News Release

Trump’s War Presidency: * Pakistan and Geopolitics * Ellsberg’s “Stalemate Machine”

JUNAID AHMAD, junaidsahmad at gmail.com
Now in Pakistan, Ahmad just appeared on The Real News: “Is Trump Threatening Pakistan?” discussing Trump’s speech on Afghanistan and the geopolitics of the region.

Ahmed said: “This does nothing for the Afghan people. I think the only solution was something that has been explored over early this year. The Russians tried to get together the regional actors in the region because it must be a regional solution. Every regional power has a horse in this race, which makes this complicated and so unending. They knew that they have to have a regional solution. The Americans didn’t come and their response was to unleash the mother of all bombs in Afghanistan. That was their response to the type of diplomatic negotiations taking place between the regional powers.” See from April 14, 2017 in the major German news outlet DW: “U.S. skips out on Afghanistan-Taliban conference in Moscow.

Ahmad continued: “A very important point was in March 2015, when the Pakistani military, for the first time ever, had the courage to say no to the Saudis in being willing to, being willing to participate in their war against Yemen, which is an excellent decision they made to not participate in this murderous war. …

“These are interesting developments and I think that the Pentagon and the CIA realize this. This is why they’re kind of going all out in making India their frontline state. We have been now witnessing border skirmishes between India and China, which are also reaching some dangerous levels, over the past few months. … I’m half my time based in Malaysia and if you see it from there, where you have U.S. naval ships and military bases encircling China, you understand fully well why the relationship with India right now is so crucial in the geopolitics of the region and why they want India to play that role in Afghanistan. It’s the only kind of trusted ally. From China’s part, one thing people fail to realize. The most powerful ally that China probably has in the world, closest ally, is Pakistan. It’s a mutually dependent relationship.”
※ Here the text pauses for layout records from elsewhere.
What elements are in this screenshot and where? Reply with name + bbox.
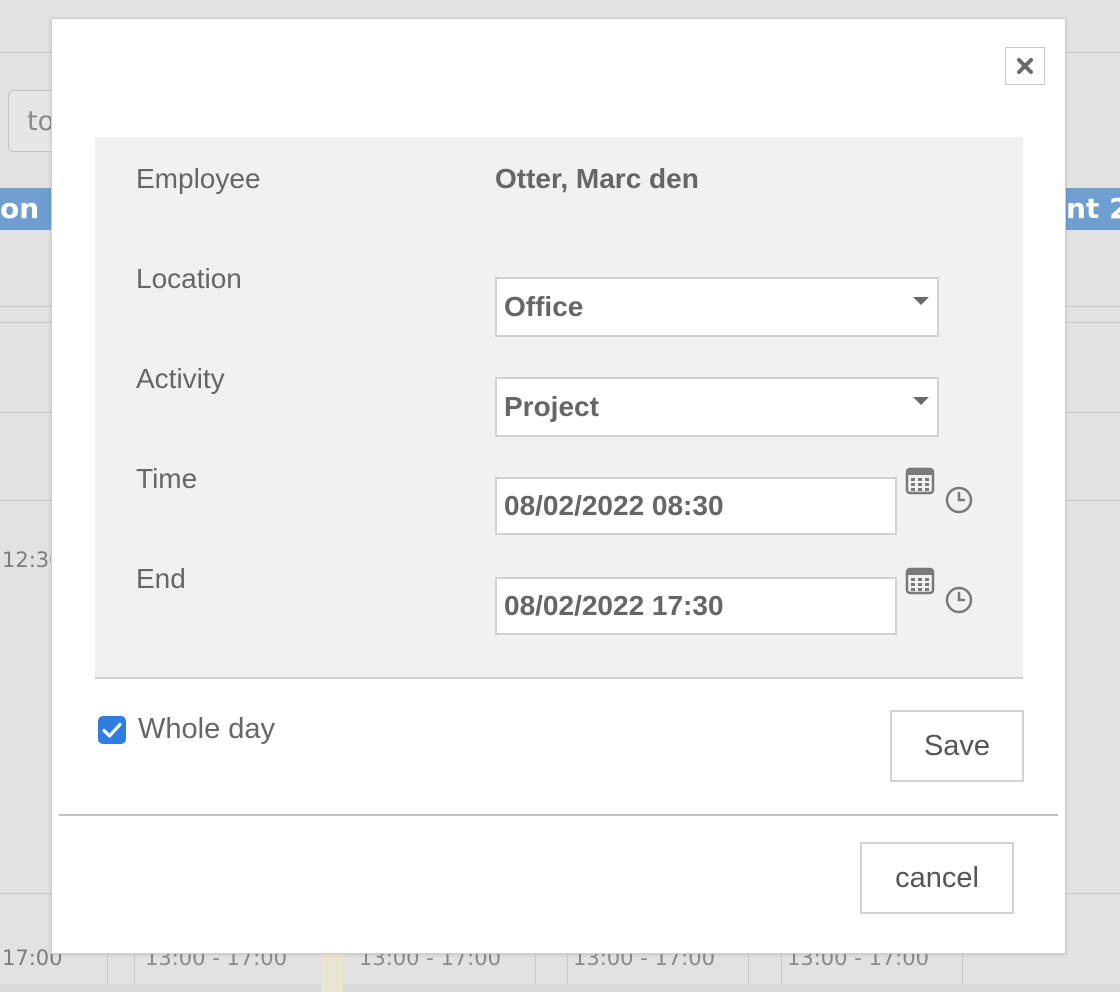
location-select[interactable]: Office	[495, 277, 939, 337]
appointment-dialog: Employee Otter, Marc den Location Office…	[51, 18, 1066, 954]
employee-value: Otter, Marc den	[495, 163, 699, 194]
bg-column-line	[781, 950, 782, 984]
end-time-input[interactable]	[495, 577, 897, 635]
activity-select[interactable]: Project	[495, 377, 939, 437]
cancel-button[interactable]: cancel	[860, 842, 1014, 914]
end-label: End	[136, 563, 186, 594]
bg-column-line	[567, 950, 568, 984]
form-panel: Employee Otter, Marc den Location Office…	[95, 137, 1023, 679]
bg-column-line	[535, 950, 536, 984]
whole-day-checkbox[interactable]	[98, 716, 126, 744]
chevron-down-icon	[913, 297, 929, 305]
save-button[interactable]: Save	[890, 710, 1024, 782]
bg-column-line	[748, 950, 749, 984]
footer-divider	[59, 814, 1058, 816]
bg-highlight	[321, 952, 343, 992]
save-button-label: Save	[923, 729, 991, 762]
chevron-down-icon	[913, 397, 929, 405]
clock-icon[interactable]	[944, 585, 974, 615]
clock-icon[interactable]	[944, 485, 974, 515]
whole-day-label[interactable]: Whole day	[138, 713, 275, 746]
location-label: Location	[136, 263, 242, 294]
day-header-left: on 2	[0, 188, 51, 230]
location-select-value: Office	[504, 291, 584, 322]
close-icon	[1017, 58, 1033, 74]
time-label: Time	[136, 463, 198, 494]
calendar-icon[interactable]	[905, 465, 935, 495]
bg-column-line	[107, 950, 108, 984]
employee-label: Employee	[136, 163, 261, 194]
bg-column-line	[134, 950, 135, 984]
calendar-icon[interactable]	[905, 565, 935, 595]
day-header-right: nt 2/	[1066, 188, 1120, 230]
cancel-button-label: cancel	[895, 861, 979, 894]
start-time-input[interactable]	[495, 477, 897, 535]
bg-column-line	[962, 950, 963, 984]
activity-label: Activity	[136, 363, 225, 394]
activity-select-value: Project	[504, 391, 599, 422]
close-button[interactable]	[1005, 47, 1045, 85]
Ahmad is the director of Center for Global Dialogue and professor of Middle Eastern politics at the University of Lahore, Pakistan. He is also the Secretary-General of the International Movement for a Just World based in Kuala Lumpur, Malaysia and a visiting fellow at the Berkeley Center for Islamophobia and Ethnic Studies Graduate Center. He recently wrote the piece “Coloniality and Liberal Angst in Pakistan.”

JONATHAN MARSHALL, jvmarsha1 at yahoo.com
Marshall is an award-winning journalist and author of five books on international affairs and national security. See his recent pieces at Consortium News.

He recently wrote the piece “The Goal of ‘Not Losing’ in Afghanistan” — which notes that in 2012, Trump said: “Let’s get out of Afghanistan. Our troops are being killed by the Afghanis we train and we waste billions there. Nonsense!”

Marshall makes a parallel with U.S. government decision making about the Vietnam War: “As former Defense Department official and Pentagon Papers leaker Daniel Ellsberg argued in a seminal 1971 essay, ‘The Quagmire Myth and the Stalemate Machine,’ U.S. leaders knew full well, every step of the way, that their successive escalations of that war would not bring victory. Instead, their goal was to prevent defeat — and with it, a repetition of the political traumas that followed the ‘loss of China’ and the rise of McCarthism in the early 1950s.

“‘If I tried to pull out completely now, we would have another Joe McCarthy red scare on our hands,’ President John F. Kennedy told Sen. Mike Mansfield in 1963. The assassination of Kennedy that November precluded any possibility that he would pull out after his reelection. Two days later, President Lyndon Johnson told a White House meeting, ‘I am not going to lose Vietnam. I am not going to be the president who saw Southeast Asia go the way China went.'”

Marshall also just wrote the piece “The New Trump: War President,” which notes: “One of Steve Bannon’s last declarations before being fired by the White House was that no ‘military option’ exists for dealing with North Korea, because of the extraordinary damage a war would cause.

“As I’ve discussed before, however, another influential Washington figure, Republican Senator Lindsey Graham of South Carolina, has lobbied Trump to order an all-out attack if Pyongyang continues testing missiles capable of reaching the United States — even if a war turns South Korea and Japan into wastelands.”

Marshall writes: “What the United States desperately needs now is a mass movement to resist not only racism and plutocracy at home, but endless militarism abroad.”